ABSTRACT

Although the division between tragedy and comedy has been recognized since antiquity, the boundary between the two genres has historically been a porous one. This chapter establishes the prehistory of the generic combination that has become a hallmark of the absurd by tracing the intersections of tragedy and comedy that occurred throughout the ancient and early modern periods. While Plato’s integration of genres remains hypothetical, Aristotle in Poetics, despite articulating the discrete elements that characterize tragedy and comedy, ultimately collapses their distinction. Such generic rapprochement becomes more explicit in Plautus’ Amphitryon, which contains the first known use of the term “tragicomedy,” and the satyr play, whose rustic settings would later find an analogue in the pastoral works of Theocritus, Virgil, and Longus.

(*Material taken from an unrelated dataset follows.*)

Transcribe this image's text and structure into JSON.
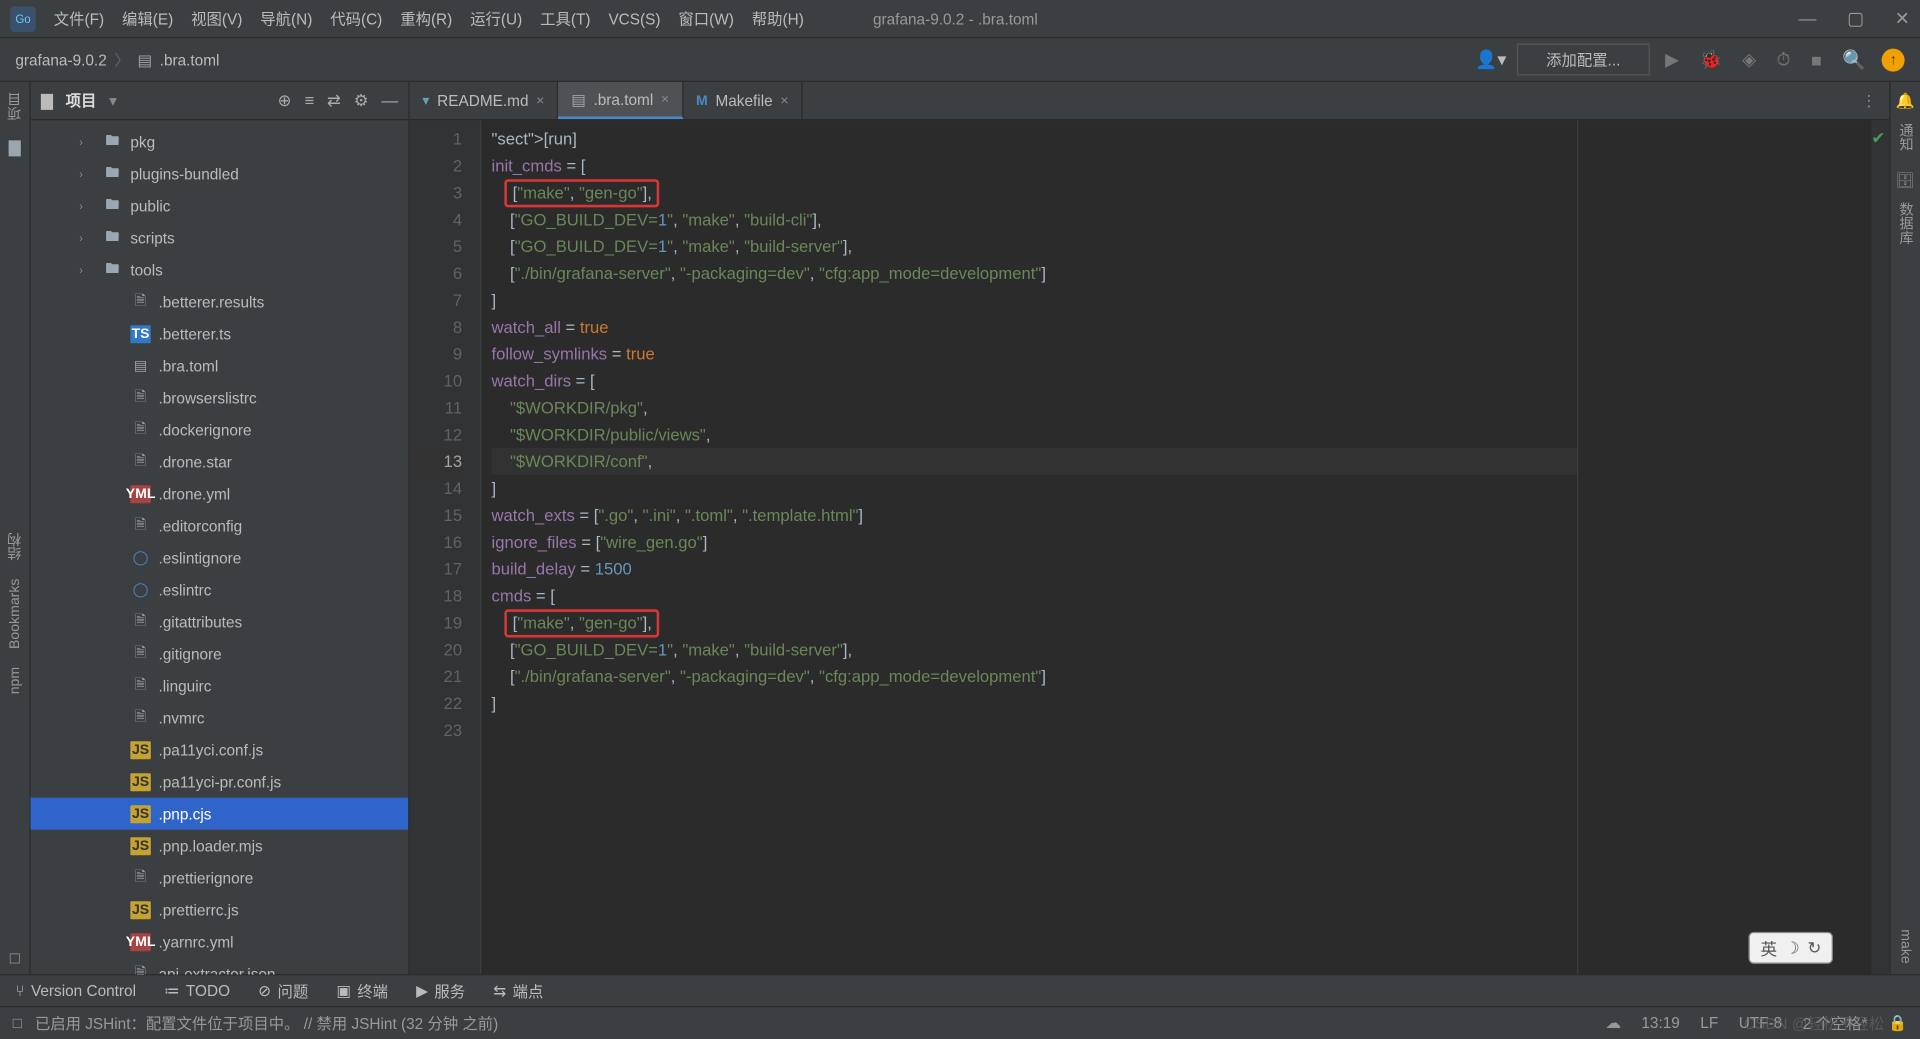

Pastoral and tragicomedy would more fully merge in the early modern era as typified by the dramatic and theoretical writings of Cinthio, Tasso, and Guarini from Italy and Puttenham, Sidney, Daniel, Fletcher, Shakespeare, and Jonson from England, all of which situate generic syntheses in a bucolic locus. But despite sharing a setting and formal classification, the differences between the works in this corpus illustrate the broader early modern debate surrounding the proper fusion of tragedy and comedy; a discourse is evinced today in the theater of the absurd.